You may wonder how I’m writing this blog. As long as I have my fingers on the right keys, I can type away without seeing what I’m doing. I have Tina check on me occasionally to see if I’m typing gibberish. I’m sure lessons can be learned from this experience, besides patience, that is, but I don’t know what they are yet. Maybe if I type long enough something will come to me.
There is one thing I need to confess. I’ve had plenty of time to think in the last few days, and I need to get this off my chest. Last year, I fof I dhsry kru,brtomh orkflsddrromy/ orkflsddrromy/myhjomhm, fkfo/ I feel better now.
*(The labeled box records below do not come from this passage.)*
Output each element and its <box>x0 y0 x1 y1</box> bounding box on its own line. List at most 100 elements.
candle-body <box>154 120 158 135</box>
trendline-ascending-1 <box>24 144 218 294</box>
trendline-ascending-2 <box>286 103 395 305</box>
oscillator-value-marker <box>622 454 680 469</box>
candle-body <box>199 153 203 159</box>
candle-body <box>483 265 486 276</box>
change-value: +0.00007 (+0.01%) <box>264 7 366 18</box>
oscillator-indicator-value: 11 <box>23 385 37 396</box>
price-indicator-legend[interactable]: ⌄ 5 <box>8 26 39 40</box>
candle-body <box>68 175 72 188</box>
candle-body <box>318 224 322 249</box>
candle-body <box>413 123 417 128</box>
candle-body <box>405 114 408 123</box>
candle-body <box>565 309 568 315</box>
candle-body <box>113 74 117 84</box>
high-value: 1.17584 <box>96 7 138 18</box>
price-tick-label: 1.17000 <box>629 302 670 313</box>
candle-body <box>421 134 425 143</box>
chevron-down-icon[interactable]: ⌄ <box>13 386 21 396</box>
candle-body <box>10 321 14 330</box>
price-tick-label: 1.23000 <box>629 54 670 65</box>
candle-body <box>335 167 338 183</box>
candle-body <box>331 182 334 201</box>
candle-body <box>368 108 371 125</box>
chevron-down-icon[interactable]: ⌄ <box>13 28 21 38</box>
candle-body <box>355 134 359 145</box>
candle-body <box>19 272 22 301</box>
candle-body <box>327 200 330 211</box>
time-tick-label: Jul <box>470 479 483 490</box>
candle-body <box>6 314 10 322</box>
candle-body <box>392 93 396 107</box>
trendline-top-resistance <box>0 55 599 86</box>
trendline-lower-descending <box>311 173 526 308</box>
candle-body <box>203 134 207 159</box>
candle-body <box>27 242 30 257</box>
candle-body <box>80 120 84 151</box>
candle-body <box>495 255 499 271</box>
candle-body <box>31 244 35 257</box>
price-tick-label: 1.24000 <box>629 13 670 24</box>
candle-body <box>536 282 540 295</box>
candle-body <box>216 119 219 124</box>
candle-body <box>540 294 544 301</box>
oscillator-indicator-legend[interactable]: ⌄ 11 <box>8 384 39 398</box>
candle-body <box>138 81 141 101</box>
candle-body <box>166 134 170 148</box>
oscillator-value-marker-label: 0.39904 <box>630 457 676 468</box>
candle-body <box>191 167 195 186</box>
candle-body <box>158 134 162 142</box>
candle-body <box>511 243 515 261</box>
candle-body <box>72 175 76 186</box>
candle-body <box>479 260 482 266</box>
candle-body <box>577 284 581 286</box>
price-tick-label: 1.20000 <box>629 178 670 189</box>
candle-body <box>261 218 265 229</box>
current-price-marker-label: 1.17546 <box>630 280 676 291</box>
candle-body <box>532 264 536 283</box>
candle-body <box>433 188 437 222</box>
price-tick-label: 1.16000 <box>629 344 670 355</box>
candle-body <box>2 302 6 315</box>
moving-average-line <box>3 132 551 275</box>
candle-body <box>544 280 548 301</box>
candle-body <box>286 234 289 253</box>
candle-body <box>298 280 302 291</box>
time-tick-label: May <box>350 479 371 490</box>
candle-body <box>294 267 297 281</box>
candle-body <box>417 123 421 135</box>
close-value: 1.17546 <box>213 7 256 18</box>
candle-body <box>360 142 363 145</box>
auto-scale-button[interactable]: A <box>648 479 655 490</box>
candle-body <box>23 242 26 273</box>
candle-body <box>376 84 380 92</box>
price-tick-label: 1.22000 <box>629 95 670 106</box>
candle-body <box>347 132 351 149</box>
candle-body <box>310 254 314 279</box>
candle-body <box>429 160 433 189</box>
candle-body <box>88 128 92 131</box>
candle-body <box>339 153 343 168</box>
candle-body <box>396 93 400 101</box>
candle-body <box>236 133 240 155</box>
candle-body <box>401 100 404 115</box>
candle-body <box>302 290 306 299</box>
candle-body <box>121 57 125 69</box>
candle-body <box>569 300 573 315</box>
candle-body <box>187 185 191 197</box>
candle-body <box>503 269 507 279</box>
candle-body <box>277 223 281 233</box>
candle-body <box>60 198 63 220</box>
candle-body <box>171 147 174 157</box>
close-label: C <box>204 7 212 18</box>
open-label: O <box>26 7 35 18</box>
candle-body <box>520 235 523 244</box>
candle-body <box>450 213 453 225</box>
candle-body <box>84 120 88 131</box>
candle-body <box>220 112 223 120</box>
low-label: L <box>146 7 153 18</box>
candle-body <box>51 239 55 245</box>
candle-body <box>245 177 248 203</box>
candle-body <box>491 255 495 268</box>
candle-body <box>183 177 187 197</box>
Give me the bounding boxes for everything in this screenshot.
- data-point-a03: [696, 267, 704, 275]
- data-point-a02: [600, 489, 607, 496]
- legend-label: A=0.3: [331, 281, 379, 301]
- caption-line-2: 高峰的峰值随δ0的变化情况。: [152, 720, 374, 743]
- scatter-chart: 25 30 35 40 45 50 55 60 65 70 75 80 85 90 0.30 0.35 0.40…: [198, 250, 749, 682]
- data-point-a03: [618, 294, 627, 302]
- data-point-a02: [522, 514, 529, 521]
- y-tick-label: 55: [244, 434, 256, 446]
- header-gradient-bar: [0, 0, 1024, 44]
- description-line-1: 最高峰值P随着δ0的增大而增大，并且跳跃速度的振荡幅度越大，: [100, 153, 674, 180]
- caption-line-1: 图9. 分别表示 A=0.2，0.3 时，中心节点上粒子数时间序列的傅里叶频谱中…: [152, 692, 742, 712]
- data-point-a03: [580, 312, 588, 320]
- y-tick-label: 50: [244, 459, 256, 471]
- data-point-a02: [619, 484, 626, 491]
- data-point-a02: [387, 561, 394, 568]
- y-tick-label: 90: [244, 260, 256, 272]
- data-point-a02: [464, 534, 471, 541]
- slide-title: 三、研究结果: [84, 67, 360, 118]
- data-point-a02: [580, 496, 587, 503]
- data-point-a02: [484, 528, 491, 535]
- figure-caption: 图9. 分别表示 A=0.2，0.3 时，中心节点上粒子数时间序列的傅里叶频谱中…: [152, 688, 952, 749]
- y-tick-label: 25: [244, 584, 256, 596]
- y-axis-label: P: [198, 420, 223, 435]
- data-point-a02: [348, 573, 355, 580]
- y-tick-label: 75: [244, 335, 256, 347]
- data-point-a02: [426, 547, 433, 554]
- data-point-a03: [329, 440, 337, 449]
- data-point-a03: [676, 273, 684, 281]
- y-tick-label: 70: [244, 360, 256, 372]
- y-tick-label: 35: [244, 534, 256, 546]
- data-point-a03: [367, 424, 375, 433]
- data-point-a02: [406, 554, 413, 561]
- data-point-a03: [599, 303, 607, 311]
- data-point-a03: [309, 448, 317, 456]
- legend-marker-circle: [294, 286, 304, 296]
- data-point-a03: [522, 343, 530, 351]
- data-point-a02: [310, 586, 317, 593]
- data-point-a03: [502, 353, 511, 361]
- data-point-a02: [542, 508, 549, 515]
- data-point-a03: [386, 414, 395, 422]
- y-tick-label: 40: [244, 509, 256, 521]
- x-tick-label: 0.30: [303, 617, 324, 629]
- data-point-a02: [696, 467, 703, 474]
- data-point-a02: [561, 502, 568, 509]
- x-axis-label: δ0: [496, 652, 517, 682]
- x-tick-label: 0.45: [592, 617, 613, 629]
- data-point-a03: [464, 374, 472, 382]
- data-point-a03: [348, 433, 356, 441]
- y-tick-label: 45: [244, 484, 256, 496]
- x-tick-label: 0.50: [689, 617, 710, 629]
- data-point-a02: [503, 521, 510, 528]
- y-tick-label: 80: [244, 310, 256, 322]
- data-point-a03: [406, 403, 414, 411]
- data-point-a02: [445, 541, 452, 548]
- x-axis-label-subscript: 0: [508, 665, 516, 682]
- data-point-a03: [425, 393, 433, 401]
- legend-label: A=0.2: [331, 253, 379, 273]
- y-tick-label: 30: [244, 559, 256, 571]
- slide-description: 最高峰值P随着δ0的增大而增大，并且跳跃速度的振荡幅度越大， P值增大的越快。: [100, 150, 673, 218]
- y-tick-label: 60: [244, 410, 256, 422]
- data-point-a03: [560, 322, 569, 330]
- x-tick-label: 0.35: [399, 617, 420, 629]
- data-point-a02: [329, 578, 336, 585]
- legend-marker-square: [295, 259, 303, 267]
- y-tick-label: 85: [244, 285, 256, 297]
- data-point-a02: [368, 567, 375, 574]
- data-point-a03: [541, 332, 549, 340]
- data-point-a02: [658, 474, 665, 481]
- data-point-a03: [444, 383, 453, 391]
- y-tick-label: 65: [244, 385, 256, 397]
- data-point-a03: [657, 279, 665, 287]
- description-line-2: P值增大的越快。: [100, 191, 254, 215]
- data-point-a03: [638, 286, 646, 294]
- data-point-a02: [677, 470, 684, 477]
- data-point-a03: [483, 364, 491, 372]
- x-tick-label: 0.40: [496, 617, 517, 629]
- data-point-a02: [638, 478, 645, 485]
Tuesday, February 15, 2011

A Family Moment

It was Valentine's Day weekend and a daughter and her husband and Ed and I were driving to meet another daughter at Sweetie Pie's rib eye steakhouse in Decatur, Texas. My daughter, nameless at her request, said to her husband: "You mentioned to Mamma (her grandmother) to notice Tina's new haircut. I wonder if she remembered to notice."

"No, I didn't say that," he answered, "you said it."

"No, I didn't say it. You said it."

"No, I didn't say it.

"Well, someone said it," my daughter said.

My husband then said, "I said it."

"You said it?" She queried.

By this time, I was laughing because it was turning into a "Who's on first" moment.

"Well, if we can't decide who said it, I'll say I said it," I said.

Somehow my daughter didn't see the humor, but later when she asked Tina if Mamma had noticed her new haircut, she could hardly tell the story for laughing. All three of us laughed until we cried. Our husbands question our sanity sometimes.

Did Mamma notice? Yes, she did.

Tuesday, January 11, 2011

My Heart Hurts

She's beautiful and talented and articulate, a woman, a politician, a Jew, a Democrat. She was in the crosshairs, a target all right. She's barely alive; six people are dead. I'm angry and I'm disgusted and I'm also saddened and so disappointed with the radical politics in this country. You could see it coming. The hateful radio and TV talk shows, the black humor, the politicians spouting off outright lies to either obtain or maintain their offices. Of course, the political pundits are pointing fingers every way but their way. No, they're not to blame, they say.

Some say this nation needs a soul-searching. Yes, on one hand we call ourselves a Christian nation and on the other, we sling around slanderous remarks about our fellow citizens and laugh about it. Six dead and 14 injured. Why does it take a horrific tragedy to make us think. My heart hurts.

Monday, January 3, 2011

I'm Trying, Lord!

It's a new year. A time to think about what I want to accomplish this year. Surely I can come up with more than just changing the date of my last year's resolutions from 2010 to 2011. And, I have to ask myself several questions: Why are last year's goals still this year's goals? Did I have too many? Was I unrealistic? Am I setting myself up to fail again this year?

I'm trying to come up with a workable schedule for my 2011 goals, but it seems impossible to fit everything in. I remember thinking longingly about all the extra time I would have to do all I wanted when I retired, but I seem busier than ever. Not to mention the time I need to rest. Can you believe it? Scheduling in time to rest? But that's reality for me now.

First on my priorities, to be what some call "in the Word." Not sure exactly what that means, but I'm reading 1 Peter this morning: "Therefore prepare your minds for action; discipline yourselves; set all your hope on the grace that Jesus Christ will bring you when he is revealed." I'm trying, Lord. I'm trying. Thank the Lord for his grace!